Building the “Dream Team”
As a manager your thoughts often stray toward some kind of mythical dream team. A culmination of professionals you have worked with, learnt from, and encountered in your hospitality life. Like playing fantasy football but the players are sommeliers, maitre d, section waiters, cocktail bartenders, and runners. You sit at your computer flicking through different skin designs for your cyber restaurant. Then compete on line, scoring bonus points for most covers in a service or highest spend per head. Your virtual waiters can compete amongst themselves to see who’ll sell the most cocktails, and if you want to have some real fun you can just sit back and let virtual chef ring that damn bell till his head explodes.

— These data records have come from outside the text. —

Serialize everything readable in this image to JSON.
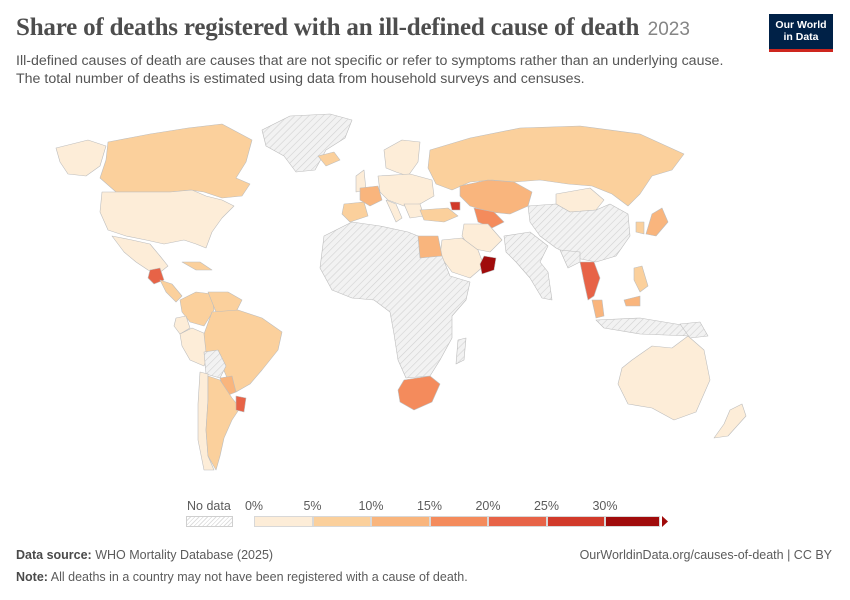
{
  "header": {
    "title": "Share of deaths registered with an ill-defined cause of death",
    "year": "2023",
    "subtitle_line1": "Ill-defined causes of death are causes that are not specific or refer to symptoms rather than an underlying cause.",
    "subtitle_line2": "The total number of deaths is estimated using data from household surveys and censuses."
  },
  "logo": {
    "line1": "Our World",
    "line2": "in Data",
    "bg": "#002147",
    "accent": "#ce261e"
  },
  "legend": {
    "no_data_label": "No data",
    "ticks": [
      "0%",
      "5%",
      "10%",
      "15%",
      "20%",
      "25%",
      "30%"
    ],
    "colors": [
      "#fdedd8",
      "#fbd09c",
      "#f9b57d",
      "#f48b5c",
      "#e76347",
      "#d13a2a",
      "#a00b0b"
    ]
  },
  "footer": {
    "source_label": "Data source:",
    "source_value": "WHO Mortality Database (2025)",
    "url": "OurWorldinData.org/causes-of-death | CC BY",
    "note_label": "Note:",
    "note_value": "All deaths in a country may not have been registered with a cause of death."
  },
  "map_data": {
    "nodata_color": "#e8e8e8",
    "regions": [
      {
        "name": "Canada",
        "bin": 1
      },
      {
        "name": "United States",
        "bin": 0
      },
      {
        "name": "Mexico",
        "bin": 0
      },
      {
        "name": "Guatemala",
        "bin": 4
      },
      {
        "name": "Central America",
        "bin": 1
      },
      {
        "name": "Colombia",
        "bin": 1
      },
      {
        "name": "Venezuela",
        "bin": 1
      },
      {
        "name": "Ecuador",
        "bin": 0
      },
      {
        "name": "Peru",
        "bin": 0
      },
      {
        "name": "Brazil",
        "bin": 1
      },
      {
        "name": "Bolivia",
        "bin": null
      },
      {
        "name": "Paraguay",
        "bin": 2
      },
      {
        "name": "Uruguay",
        "bin": 4
      },
      {
        "name": "Argentina",
        "bin": 1
      },
      {
        "name": "Chile",
        "bin": 0
      },
      {
        "name": "Greenland",
        "bin": null
      },
      {
        "name": "Iceland",
        "bin": 1
      },
      {
        "name": "Europe",
        "bin": 0
      },
      {
        "name": "Spain",
        "bin": 1
      },
      {
        "name": "France",
        "bin": 2
      },
      {
        "name": "Russia",
        "bin": 1
      },
      {
        "name": "Kazakhstan",
        "bin": 2
      },
      {
        "name": "Turkey",
        "bin": 1
      },
      {
        "name": "Uzbekistan",
        "bin": 3
      },
      {
        "name": "Georgia",
        "bin": 5
      },
      {
        "name": "Egypt",
        "bin": 2
      },
      {
        "name": "Saudi Arabia",
        "bin": 0
      },
      {
        "name": "Oman",
        "bin": 6
      },
      {
        "name": "Iran",
        "bin": 0
      },
      {
        "name": "Mongolia",
        "bin": 0
      },
      {
        "name": "China",
        "bin": null
      },
      {
        "name": "India",
        "bin": null
      },
      {
        "name": "Thailand",
        "bin": 4
      },
      {
        "name": "Malaysia",
        "bin": 2
      },
      {
        "name": "Philippines",
        "bin": 1
      },
      {
        "name": "Japan",
        "bin": 2
      },
      {
        "name": "South Korea",
        "bin": 1
      },
      {
        "name": "South Africa",
        "bin": 3
      },
      {
        "name": "Africa",
        "bin": null
      },
      {
        "name": "Australia",
        "bin": 0
      },
      {
        "name": "New Zealand",
        "bin": 0
      }
    ]
  }
}
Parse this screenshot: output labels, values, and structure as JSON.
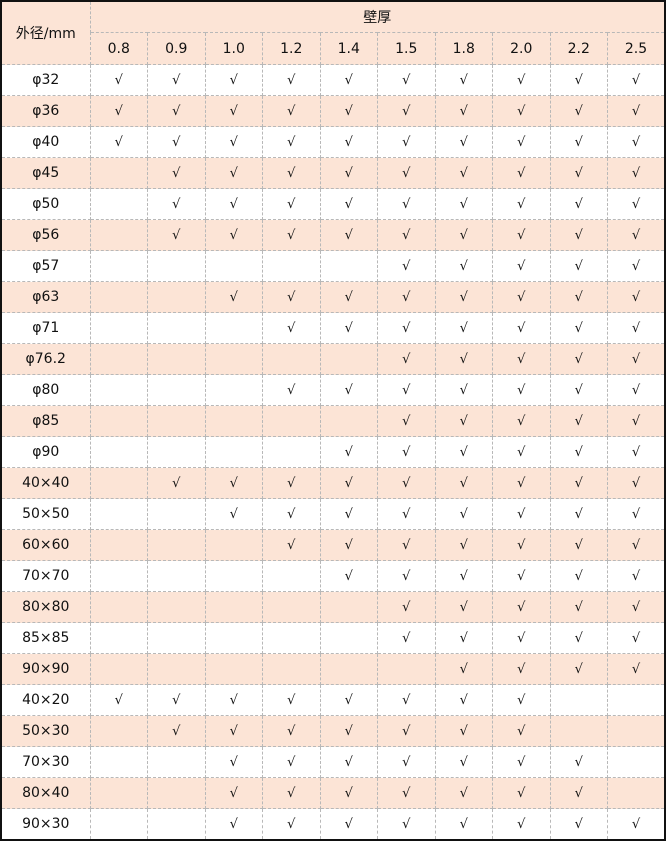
{
  "table": {
    "row_header_label": "外径/mm",
    "group_header_label": "壁厚",
    "columns": [
      "0.8",
      "0.9",
      "1.0",
      "1.2",
      "1.4",
      "1.5",
      "1.8",
      "2.0",
      "2.2",
      "2.5"
    ],
    "row_background_alt": "#fce4d6",
    "rows": [
      {
        "label": "φ32",
        "cells": [
          "√",
          "√",
          "√",
          "√",
          "√",
          "√",
          "√",
          "√",
          "√",
          "√"
        ]
      },
      {
        "label": "φ36",
        "cells": [
          "√",
          "√",
          "√",
          "√",
          "√",
          "√",
          "√",
          "√",
          "√",
          "√"
        ]
      },
      {
        "label": "φ40",
        "cells": [
          "√",
          "√",
          "√",
          "√",
          "√",
          "√",
          "√",
          "√",
          "√",
          "√"
        ]
      },
      {
        "label": "φ45",
        "cells": [
          "",
          "√",
          "√",
          "√",
          "√",
          "√",
          "√",
          "√",
          "√",
          "√"
        ]
      },
      {
        "label": "φ50",
        "cells": [
          "",
          "√",
          "√",
          "√",
          "√",
          "√",
          "√",
          "√",
          "√",
          "√"
        ]
      },
      {
        "label": "φ56",
        "cells": [
          "",
          "√",
          "√",
          "√",
          "√",
          "√",
          "√",
          "√",
          "√",
          "√"
        ]
      },
      {
        "label": "φ57",
        "cells": [
          "",
          "",
          "",
          "",
          "",
          "√",
          "√",
          "√",
          "√",
          "√"
        ]
      },
      {
        "label": "φ63",
        "cells": [
          "",
          "",
          "√",
          "√",
          "√",
          "√",
          "√",
          "√",
          "√",
          "√"
        ]
      },
      {
        "label": "φ71",
        "cells": [
          "",
          "",
          "",
          "√",
          "√",
          "√",
          "√",
          "√",
          "√",
          "√"
        ]
      },
      {
        "label": "φ76.2",
        "cells": [
          "",
          "",
          "",
          "",
          "",
          "√",
          "√",
          "√",
          "√",
          "√"
        ]
      },
      {
        "label": "φ80",
        "cells": [
          "",
          "",
          "",
          "√",
          "√",
          "√",
          "√",
          "√",
          "√",
          "√"
        ]
      },
      {
        "label": "φ85",
        "cells": [
          "",
          "",
          "",
          "",
          "",
          "√",
          "√",
          "√",
          "√",
          "√"
        ]
      },
      {
        "label": "φ90",
        "cells": [
          "",
          "",
          "",
          "",
          "√",
          "√",
          "√",
          "√",
          "√",
          "√"
        ]
      },
      {
        "label": "40×40",
        "cells": [
          "",
          "√",
          "√",
          "√",
          "√",
          "√",
          "√",
          "√",
          "√",
          "√"
        ]
      },
      {
        "label": "50×50",
        "cells": [
          "",
          "",
          "√",
          "√",
          "√",
          "√",
          "√",
          "√",
          "√",
          "√"
        ]
      },
      {
        "label": "60×60",
        "cells": [
          "",
          "",
          "",
          "√",
          "√",
          "√",
          "√",
          "√",
          "√",
          "√"
        ]
      },
      {
        "label": "70×70",
        "cells": [
          "",
          "",
          "",
          "",
          "√",
          "√",
          "√",
          "√",
          "√",
          "√"
        ]
      },
      {
        "label": "80×80",
        "cells": [
          "",
          "",
          "",
          "",
          "",
          "√",
          "√",
          "√",
          "√",
          "√"
        ]
      },
      {
        "label": "85×85",
        "cells": [
          "",
          "",
          "",
          "",
          "",
          "√",
          "√",
          "√",
          "√",
          "√"
        ]
      },
      {
        "label": "90×90",
        "cells": [
          "",
          "",
          "",
          "",
          "",
          "",
          "√",
          "√",
          "√",
          "√"
        ]
      },
      {
        "label": "40×20",
        "cells": [
          "√",
          "√",
          "√",
          "√",
          "√",
          "√",
          "√",
          "√",
          "",
          ""
        ]
      },
      {
        "label": "50×30",
        "cells": [
          "",
          "√",
          "√",
          "√",
          "√",
          "√",
          "√",
          "√",
          "",
          ""
        ]
      },
      {
        "label": "70×30",
        "cells": [
          "",
          "",
          "√",
          "√",
          "√",
          "√",
          "√",
          "√",
          "√",
          ""
        ]
      },
      {
        "label": "80×40",
        "cells": [
          "",
          "",
          "√",
          "√",
          "√",
          "√",
          "√",
          "√",
          "√",
          ""
        ]
      },
      {
        "label": "90×30",
        "cells": [
          "",
          "",
          "√",
          "√",
          "√",
          "√",
          "√",
          "√",
          "√",
          "√"
        ]
      }
    ]
  }
}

Daydreams aside, if you can’t poach Jean-Baptiste Requien from Ramsay or entice Lok Thornton away from his wine shrine in the Grampians it’s time to get down to some good old fashioned, build it from the ground up, style of work. You may already have the semblance of a team, maybe you’re going into a new restaurant, or taking on a fixer upper but whatever stage you’re at sit down with a pen and paper and make a list or sketch out what you want. How many section waiters you need, what attributes you desire within them, a mixologist who can stir the driest of dry’s and shake up the filthiest of dirty’s, a runner who can self expedite and is uber alert. List them down and build them up.

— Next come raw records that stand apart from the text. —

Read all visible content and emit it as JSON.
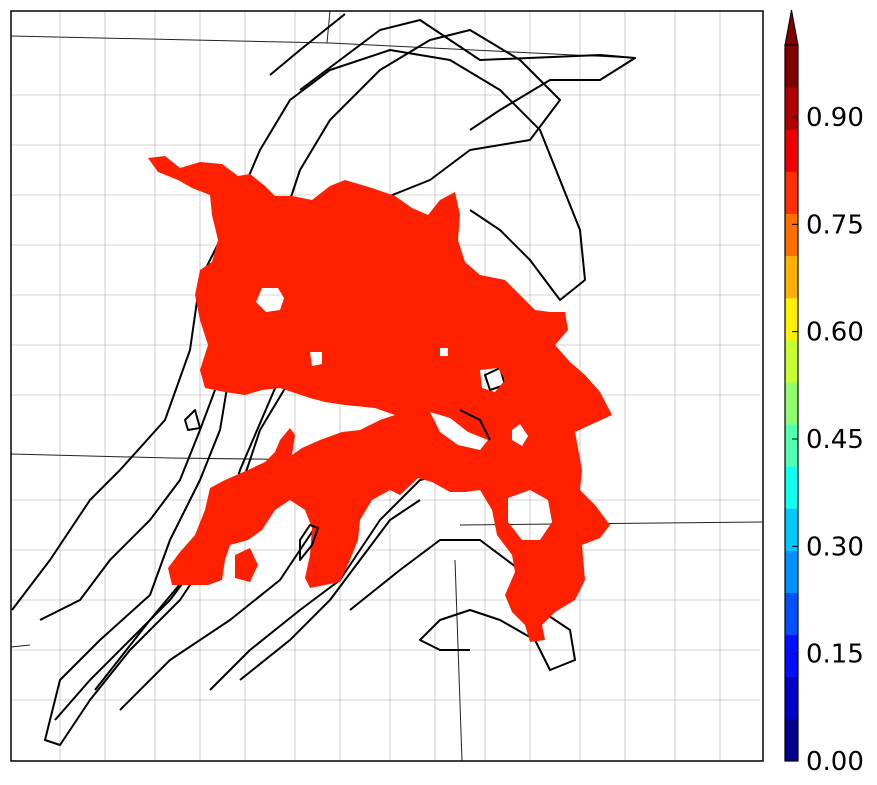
{
  "map": {
    "background_color": "#ffffff",
    "probability_fill_color": "#ff2000",
    "outline_color": "#000000",
    "boundary_color": "#999999"
  },
  "colorbar": {
    "tick_labels": [
      "0.00",
      "0.15",
      "0.30",
      "0.45",
      "0.60",
      "0.75",
      "0.90"
    ],
    "extend": "max",
    "colors": [
      "#00008f",
      "#0000c8",
      "#0010ff",
      "#0050ff",
      "#0090ff",
      "#00c8ff",
      "#10ffef",
      "#50ffaf",
      "#8fff70",
      "#c8ff30",
      "#ffef00",
      "#ffb000",
      "#ff7000",
      "#ff3000",
      "#ef0000",
      "#b00000",
      "#800000"
    ]
  }
}
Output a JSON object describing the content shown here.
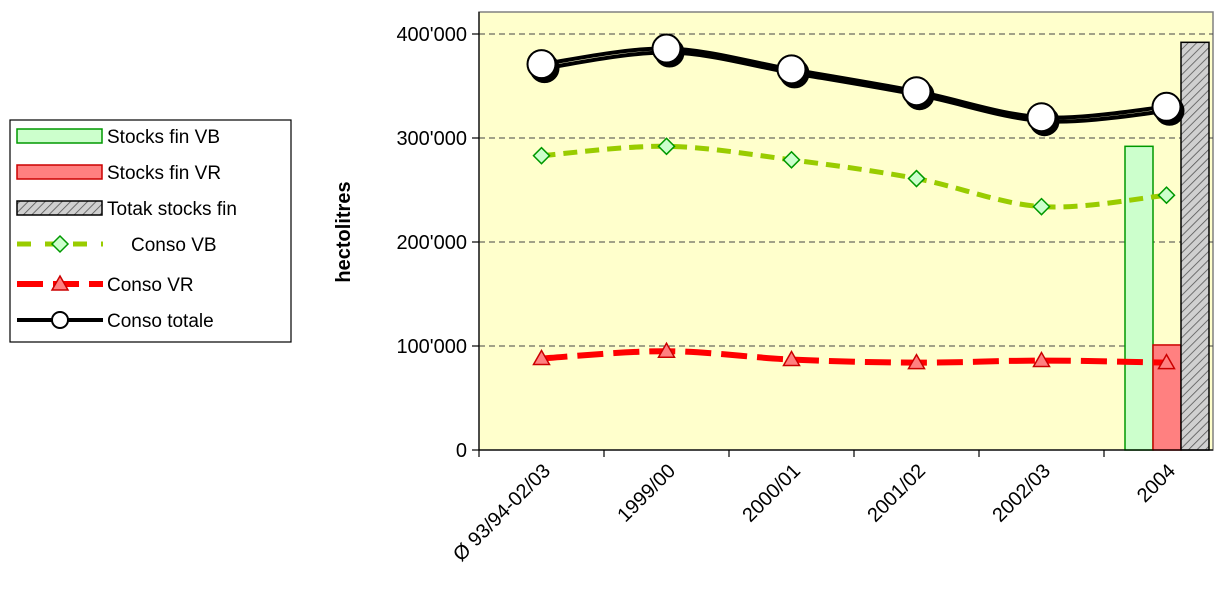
{
  "chart_data": {
    "type": "bar+line",
    "title": "",
    "xlabel": "",
    "ylabel": "hectolitres",
    "ylim": [
      0,
      400000
    ],
    "y_ticks": [
      0,
      100000,
      200000,
      300000,
      400000
    ],
    "y_tick_labels": [
      "0",
      "100'000",
      "200'000",
      "300'000",
      "400'000"
    ],
    "categories": [
      "Ø 93/94-02/03",
      "1999/00",
      "2000/01",
      "2001/02",
      "2002/03",
      "2004"
    ],
    "grid": "horizontal dashed",
    "legend_position": "left",
    "plot_background": "#FFFFCC",
    "bar_series": [
      {
        "name": "Stocks fin VB",
        "category": "2004",
        "value": 292000,
        "color": "#CCFFCC",
        "border": "#009900"
      },
      {
        "name": "Stocks fin VR",
        "category": "2004",
        "value": 101000,
        "color": "#FF8080",
        "border": "#CC0000"
      },
      {
        "name": "Totak stocks fin",
        "category": "2004",
        "value": 392000,
        "color": "#C0C0C0",
        "border": "#000000",
        "pattern": "hatch"
      }
    ],
    "line_series": [
      {
        "name": "Conso VB",
        "values": [
          283000,
          292000,
          279000,
          261000,
          234000,
          245000
        ],
        "color": "#99CC00",
        "dash": "dashed",
        "marker": "diamond",
        "marker_fill": "#CCFFCC",
        "marker_border": "#009900"
      },
      {
        "name": "Conso VR",
        "values": [
          88000,
          95000,
          87000,
          84000,
          86000,
          84000
        ],
        "color": "#FF0000",
        "dash": "long-dashed",
        "marker": "triangle",
        "marker_fill": "#FF8080",
        "marker_border": "#CC0000"
      },
      {
        "name": "Conso totale",
        "values": [
          371000,
          386000,
          366000,
          345000,
          320000,
          330000
        ],
        "color": "#000000",
        "dash": "solid",
        "marker": "circle",
        "marker_fill": "#FFFFFF",
        "marker_border": "#000000"
      }
    ]
  }
}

Getting the message across is now a chance for you to flex your communication muscle; it’s not just a matter of presenting a job description and setting them on their way, you need an open dialogue constantly reaffirming what you want, continuously sharing your vision so it’s not just some distant whisper but a booming vocabulary reverberating around the restaurant, a potent essence that binds your core team. And as peripheral members come and go this core team and its message will infect the new comers, it will be the standard, and the core will quickly bring any fresh blood up to speed.
Once the dream team is assembled don’t for one moment think your job is done. You’ll need to pay it constant attention, guarding it from becoming a monster that’s way too high and mighty, fending off complacency, and regularly topping it up with inspiration and motivation. Lead and develop your team members allowing them to grow and flourish so they may one day leave the pack to go off and start their own squad, as they do you will feel a pang of pride knowing you had a major influence in their development, and as they come to terms with the complexities of management they will look to you and your methods and within them find the answers and inspiration allowing them to create their own “Dream Team”.